Un regard lucide, une langue qui claque, les graviers des trottoirs qui crissent sous la dent, des pointes d’humour, et du cynisme à souhait. Chester Himes ne fait pas dans le détail. Les balles fusent, les coups partent dans tous les sens, les morts tombent à la pelle et nos deux inspecteurs sont mis à mal. Pas de batifolage, la tension est palpable, l’atmosphère sombre.
Chester Himes (1909-1984) a commencé à écrire en prison, alors qu’il purgeait une peine de 20 ans pour vol de bijoux et voiture. Libéré au bout de sept ans pour bonne conduite, il poursuit l’écriture et publie une vingtaine de romans et nouvelles, dont 9 avec les inspecteurs Ed Cercueil et Fossoyeur Jones. Ils apparaissent pour la première fois dans La reine des pommes, que je ne saurais que trop vous recommander.
A la fois voyou, révolté et engagé, Chester Himes n’a eu de cesse de transcrire son regard sur la condition des noirs et les relations entre noirs et blancs avec son style vif et nerveux.
« Une population à moitié nue se perchait sur le rebord des fenêtres, s’entassait sur les échelles de secours, traînait la savate sur les trottoirs, rôdaillant dans les rues, dans les bagnoles déglinguées.
Il faisait trop chaud pour dormir. Les gens étaient trop mal en point pour faire l’amour.

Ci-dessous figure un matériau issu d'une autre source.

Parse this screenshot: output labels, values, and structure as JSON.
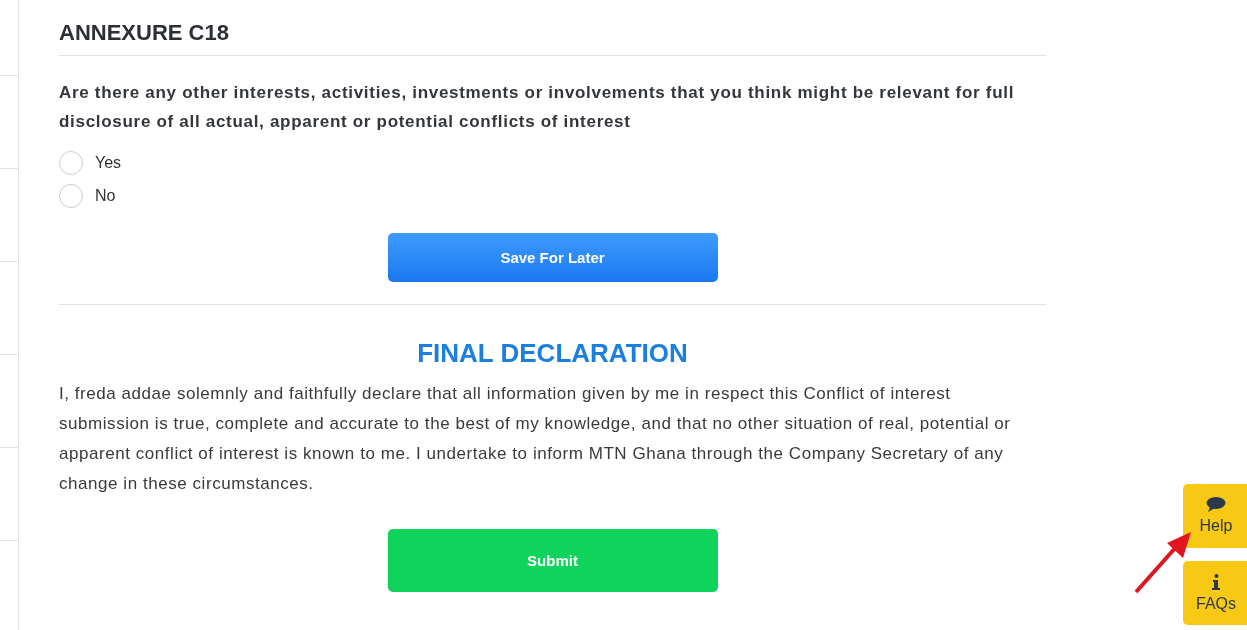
{
  "annexure": {
    "title": "ANNEXURE C18",
    "question": "Are there any other interests, activities, investments or involvements that you think might be relevant for full disclosure of all actual, apparent or potential conflicts of interest",
    "options": [
      {
        "label": "Yes",
        "selected": false
      },
      {
        "label": "No",
        "selected": false
      }
    ],
    "save_button": "Save For Later"
  },
  "declaration": {
    "title": "FINAL DECLARATION",
    "text": "I, freda addae solemnly and faithfully declare that all information given by me in respect this Conflict of interest submission is true, complete and accurate to the best of my knowledge, and that no other situation of real, potential or apparent conflict of interest is known to me. I undertake to inform MTN Ghana through the Company Secretary of any change in these circumstances.",
    "submit_button": "Submit"
  },
  "side_tabs": [
    {
      "kind": "help",
      "label": "Help"
    },
    {
      "kind": "faq",
      "label": "FAQs"
    }
  ]
}
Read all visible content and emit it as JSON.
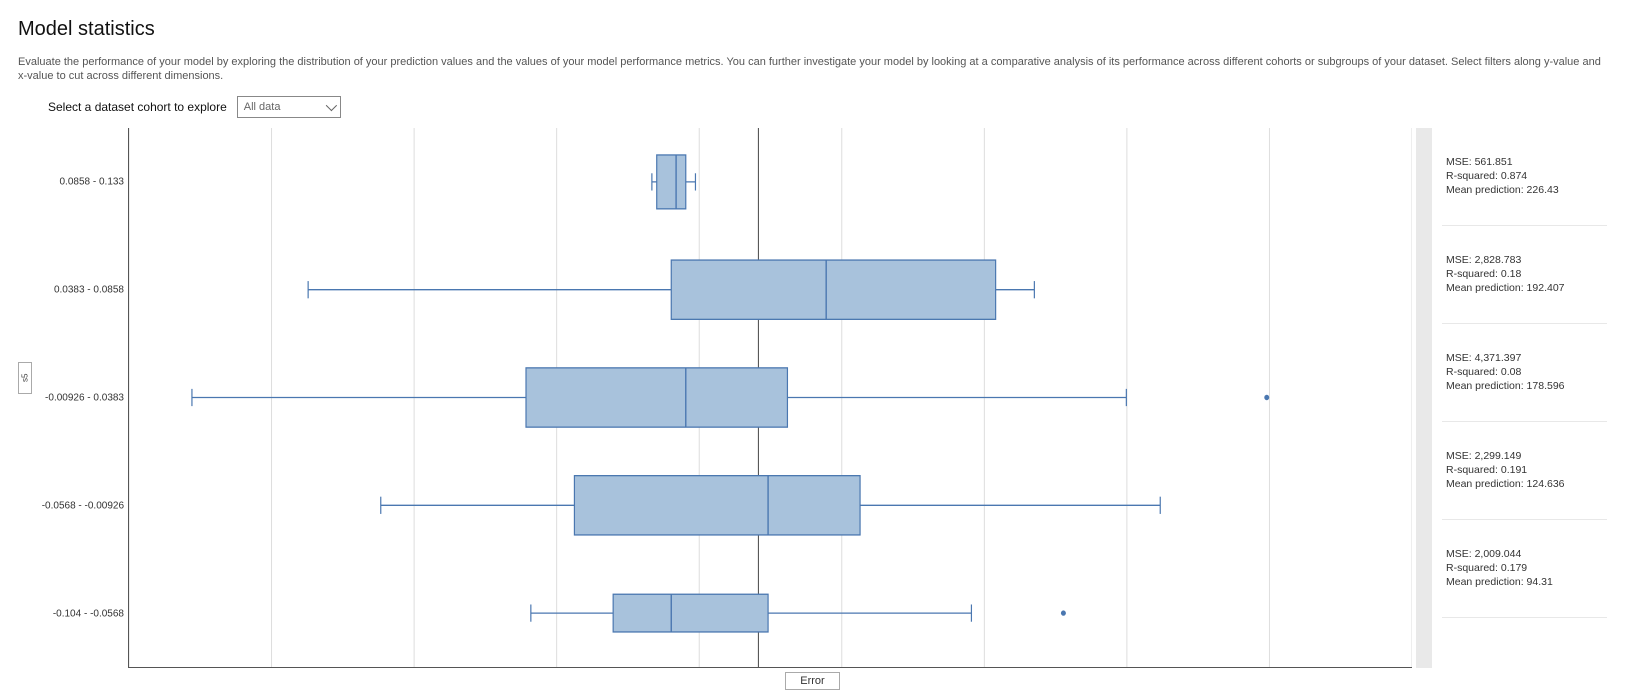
{
  "title": "Model statistics",
  "description": "Evaluate the performance of your model by exploring the distribution of your prediction values and the values of your model performance metrics. You can further investigate your model by looking at a comparative analysis of its performance across different cohorts or subgroups of your dataset. Select filters along y-value and x-value to cut across different dimensions.",
  "cohort_label": "Select a dataset cohort to explore",
  "cohort_selected": "All data",
  "yaxis_button": "s5",
  "xaxis_button": "Error",
  "chart_data": {
    "type": "boxplot-h",
    "xlabel": "Error",
    "ylabel": "s5",
    "x_range": [
      -130,
      135
    ],
    "vline_at": 0,
    "categories": [
      "0.0858 - 0.133",
      "0.0383 - 0.0858",
      "-0.00926 - 0.0383",
      "-0.0568 - -0.00926",
      "-0.104 - -0.0568"
    ],
    "boxes": [
      {
        "whisker_lo": -22,
        "q1": -21,
        "median": -17,
        "q3": -15,
        "whisker_hi": -13,
        "height": 0.5,
        "outliers": []
      },
      {
        "whisker_lo": -93,
        "q1": -18,
        "median": 14,
        "q3": 49,
        "whisker_hi": 57,
        "height": 0.55,
        "outliers": []
      },
      {
        "whisker_lo": -117,
        "q1": -48,
        "median": -15,
        "q3": 6,
        "whisker_hi": 76,
        "height": 0.55,
        "outliers": [
          105
        ]
      },
      {
        "whisker_lo": -78,
        "q1": -38,
        "median": 2,
        "q3": 21,
        "whisker_hi": 83,
        "height": 0.55,
        "outliers": []
      },
      {
        "whisker_lo": -47,
        "q1": -30,
        "median": -18,
        "q3": 2,
        "whisker_hi": 44,
        "height": 0.35,
        "outliers": [
          63
        ]
      }
    ],
    "metrics": [
      {
        "mse": "561.851",
        "r2": "0.874",
        "mean_pred": "226.43"
      },
      {
        "mse": "2,828.783",
        "r2": "0.18",
        "mean_pred": "192.407"
      },
      {
        "mse": "4,371.397",
        "r2": "0.08",
        "mean_pred": "178.596"
      },
      {
        "mse": "2,299.149",
        "r2": "0.191",
        "mean_pred": "124.636"
      },
      {
        "mse": "2,009.044",
        "r2": "0.179",
        "mean_pred": "94.31"
      }
    ]
  },
  "labels": {
    "mse": "MSE:",
    "r2": "R-squared:",
    "mean_pred": "Mean prediction:"
  }
}
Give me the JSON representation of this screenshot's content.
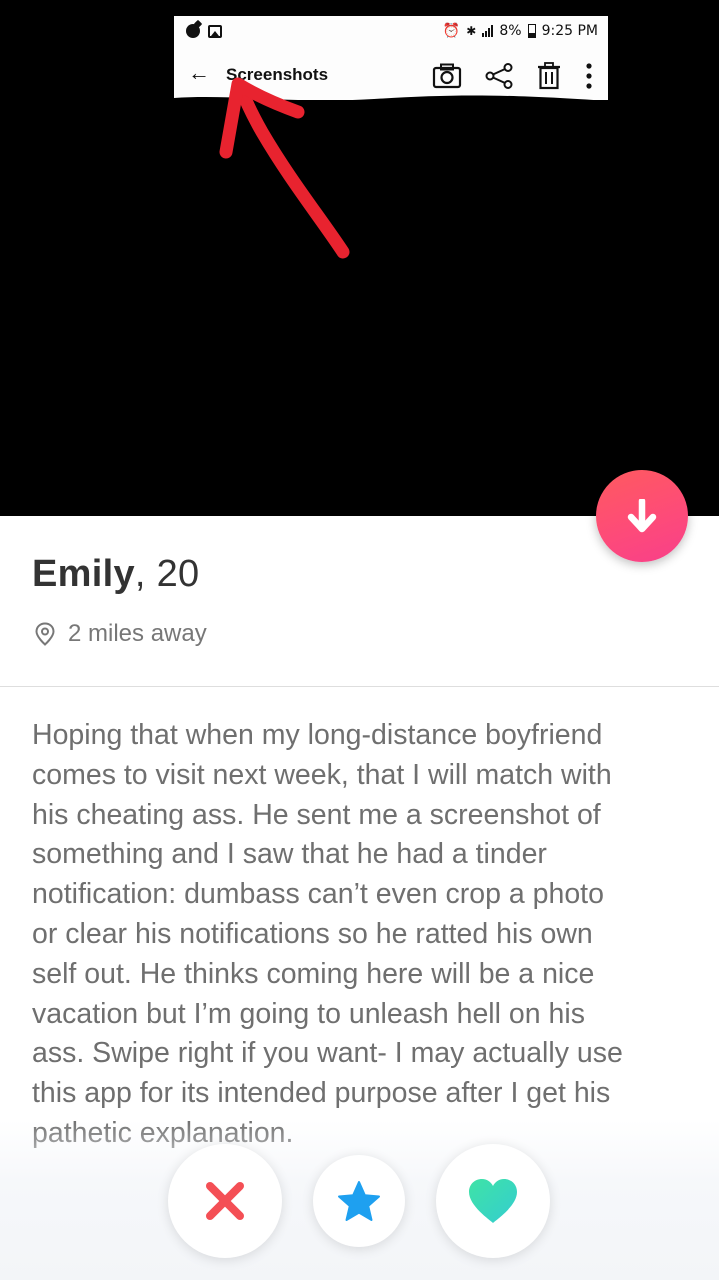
{
  "photo": {
    "screenshot_status": {
      "battery": "8%",
      "time": "9:25 PM"
    },
    "screenshot_toolbar": {
      "back_glyph": "←",
      "title": "Screenshots",
      "icons": [
        "camera-icon",
        "share-icon",
        "trash-icon",
        "more-vert-icon"
      ]
    },
    "annotation": "red-arrow"
  },
  "colors": {
    "brand_gradient_start": "#ff5a5f",
    "brand_gradient_end": "#f83f8a",
    "nope": "#f44f55",
    "super_like": "#1ea0f0",
    "like": "#3fdcb0"
  },
  "profile": {
    "name": "Emily",
    "age_text": ", 20",
    "distance": "2 miles away",
    "bio": "Hoping that when my long-distance boyfriend\ncomes to visit next week, that I will match with\nhis cheating ass. He sent me a screenshot of\nsomething and I saw that he had a tinder\nnotification: dumbass can’t even crop a photo\nor clear his notifications so he ratted his own\nself out. He thinks coming here will be a nice\nvacation but I’m going to unleash hell on his\nass. Swipe right if you want- I may actually use\nthis app for its intended purpose after I get his\npathetic explanation."
  },
  "actions": {
    "collapse": "arrow-down-icon",
    "nope": "x-icon",
    "super_like": "star-icon",
    "like": "heart-icon"
  }
}
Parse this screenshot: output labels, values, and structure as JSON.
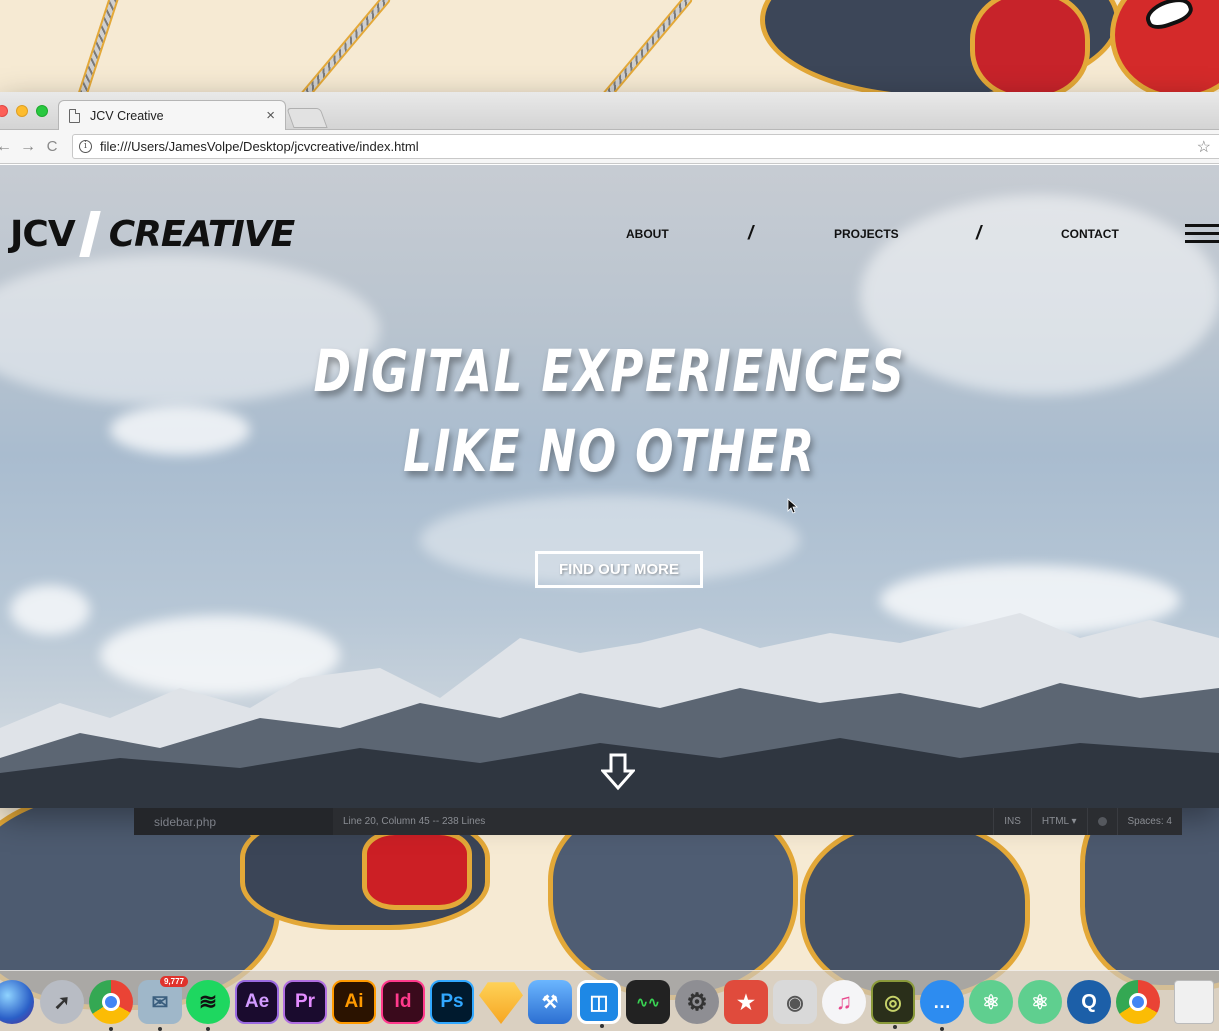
{
  "browser": {
    "tab_title": "JCV Creative",
    "tab_close": "×",
    "url": "file:///Users/JamesVolpe/Desktop/jcvcreative/index.html",
    "back": "←",
    "forward": "→",
    "reload": "C",
    "star": "☆",
    "info": "i"
  },
  "site": {
    "logo_left": "JCV",
    "logo_right": "CREATIVE",
    "nav": [
      {
        "label": "ABOUT"
      },
      {
        "label": "PROJECTS"
      },
      {
        "label": "CONTACT"
      }
    ],
    "nav_separator": "/",
    "headline_line1": "DIGITAL EXPERIENCES",
    "headline_line2": "LIKE NO OTHER",
    "cta_label": "FIND OUT MORE"
  },
  "editor_status": {
    "file": "sidebar.php",
    "position": "Line 20, Column 45 -- 238 Lines",
    "mode": "INS",
    "language": "HTML ▾",
    "spaces": "Spaces: 4"
  },
  "dock": {
    "badge": "9,777",
    "apps": [
      {
        "label": "Ae",
        "icon": "after-effects-icon"
      },
      {
        "label": "Pr",
        "icon": "premiere-icon"
      },
      {
        "label": "Ai",
        "icon": "illustrator-icon"
      },
      {
        "label": "Id",
        "icon": "indesign-icon"
      },
      {
        "label": "Ps",
        "icon": "photoshop-icon"
      }
    ]
  },
  "colors": {
    "traffic_close": "#fc5f57",
    "traffic_min": "#fdbc2e",
    "traffic_max": "#29c840",
    "editor_bar": "#2b2d31",
    "dock_bg": "#cec6ba"
  }
}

Il y avait trop de bruit pour se laisser aller à rêver d’un plongeon dans un creux d’eau à l’ombre des arbres à chapelets.
Des milliers de radios faisaient un boucan à déchirer la nuit ; des chats en folie miaulaient à vous crever le tympan ; des rires hystériques éclataient, entrecoupés de coup de klaxon, d’injures stridentes, de disputes à pleine gorge et des cris de guerre des batailles au couteau.
Les bars étaient fermés ; chacun avait sa bouteille et buvait au goulot. Que faire d’autre ? Boire jusqu’à plus soif un sale whisky, avoir encore plus soif et, après ça, voler ou se bagarrer. »
Ne nous énervons pas / Chester Himes. Gallimard « Série noire »
Existe en poche chez Folio
(Challenge Thrillers et Polars 11/12)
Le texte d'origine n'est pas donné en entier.